From Haynes Galleries
The written word has conjured images in the mind’s eye for millennia. For nearly as long, visual artists have taken those words and phrases, condensed them, and with their own magic created artwork that encompasses a moment from the story. This idea — the story inspiring the artwork — was flipped a few years ago.
Maine-based artist Linden Frederick painted 15 of his haunting nocturnal landscapes, and a handful of the country’s best writers were asked to put into words what sprang forth when they viewed a painting. Both the paintings and the words resulted in “Night Stories,” a cross-genre exhibition originally staged at Forum Gallery in 2017. Novelist Ann Patchett, author of the award-winning Bel Canto, was paired with the Frederick painting “Vacant.”
Now “Vacant” is the centerpiece of a new collaboration at Haynes Galleries in Franklin, Tennessee, joined by other Frederick paintings along with artworks by exceptional fellow painters.
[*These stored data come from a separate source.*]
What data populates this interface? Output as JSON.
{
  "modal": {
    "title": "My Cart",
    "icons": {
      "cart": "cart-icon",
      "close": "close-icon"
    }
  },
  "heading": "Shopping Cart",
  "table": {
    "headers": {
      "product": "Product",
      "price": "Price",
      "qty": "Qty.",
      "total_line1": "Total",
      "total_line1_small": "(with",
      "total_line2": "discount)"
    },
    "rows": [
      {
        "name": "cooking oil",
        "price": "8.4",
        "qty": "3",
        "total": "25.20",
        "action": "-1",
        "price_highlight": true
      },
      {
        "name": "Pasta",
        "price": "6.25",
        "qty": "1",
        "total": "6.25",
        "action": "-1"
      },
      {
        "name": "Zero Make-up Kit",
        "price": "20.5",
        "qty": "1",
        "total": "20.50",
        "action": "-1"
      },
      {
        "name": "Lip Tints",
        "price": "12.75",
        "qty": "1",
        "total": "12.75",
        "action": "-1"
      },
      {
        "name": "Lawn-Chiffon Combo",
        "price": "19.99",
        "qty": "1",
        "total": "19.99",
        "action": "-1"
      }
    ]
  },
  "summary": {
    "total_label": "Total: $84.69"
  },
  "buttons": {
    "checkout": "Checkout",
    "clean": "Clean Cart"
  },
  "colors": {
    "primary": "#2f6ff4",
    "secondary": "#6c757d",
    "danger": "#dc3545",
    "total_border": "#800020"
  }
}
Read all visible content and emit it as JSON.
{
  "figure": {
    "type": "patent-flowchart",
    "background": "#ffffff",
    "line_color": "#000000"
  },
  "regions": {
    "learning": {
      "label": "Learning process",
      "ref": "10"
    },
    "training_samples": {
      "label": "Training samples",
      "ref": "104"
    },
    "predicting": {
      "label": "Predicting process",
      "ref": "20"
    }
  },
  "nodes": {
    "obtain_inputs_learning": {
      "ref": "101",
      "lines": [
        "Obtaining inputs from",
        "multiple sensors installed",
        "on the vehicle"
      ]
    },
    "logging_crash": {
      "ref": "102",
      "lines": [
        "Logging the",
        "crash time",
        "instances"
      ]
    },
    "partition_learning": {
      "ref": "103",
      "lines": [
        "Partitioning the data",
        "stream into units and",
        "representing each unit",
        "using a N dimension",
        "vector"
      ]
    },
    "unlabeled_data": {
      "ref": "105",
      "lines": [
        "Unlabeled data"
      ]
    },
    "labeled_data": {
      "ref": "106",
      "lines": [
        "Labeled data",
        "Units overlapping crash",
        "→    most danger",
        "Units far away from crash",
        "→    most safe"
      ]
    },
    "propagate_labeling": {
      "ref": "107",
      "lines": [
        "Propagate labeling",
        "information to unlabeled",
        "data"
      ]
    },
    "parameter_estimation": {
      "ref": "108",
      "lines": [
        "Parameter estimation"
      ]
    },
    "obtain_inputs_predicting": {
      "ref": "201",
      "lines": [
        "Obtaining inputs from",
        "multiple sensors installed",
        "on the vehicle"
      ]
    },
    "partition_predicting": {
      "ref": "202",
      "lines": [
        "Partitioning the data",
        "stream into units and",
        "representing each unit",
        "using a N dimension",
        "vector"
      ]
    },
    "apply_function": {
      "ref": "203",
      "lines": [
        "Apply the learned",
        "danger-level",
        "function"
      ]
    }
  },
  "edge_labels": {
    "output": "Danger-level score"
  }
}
The special exhibition of contemporary guest artists continues through June 29, 2019. The distinguished guest painters are Alan Feltus, Alan Magee, Alyssa Monks, Guillermo Muñoz Vera, Brian Rutenberg, Tula Telfair, and Jesus Villarreal. The exhibition is a collaboration with Forum Gallery of New York.
Clarity of artistic vision and craft are the common threads of these artworks. Each artist works in a different style depicting a variety of genres. There is Magee’s close-up still lifes and smooth river rocks, while Muñoz focuses on arrangements of ancient pottery and images of exquisitely manicured courtyards. Telfair’s views of icebergs on perfectly still water are seen alongside Monk’s sun-splashed forestscapes. A focus on the human figure appears in Villarreal’s cool self portrait and Feltus’s posed surrealistic groupings. And of course Frederick’s small-town views, devoid of figures, contemplate modern life in often forgettable places.
These are heavy hitters of contemporary painting, but their paintings don’t feel oppressive in their grandness. Rather, they envelope viewers in a mood or state of being, just as a written story would.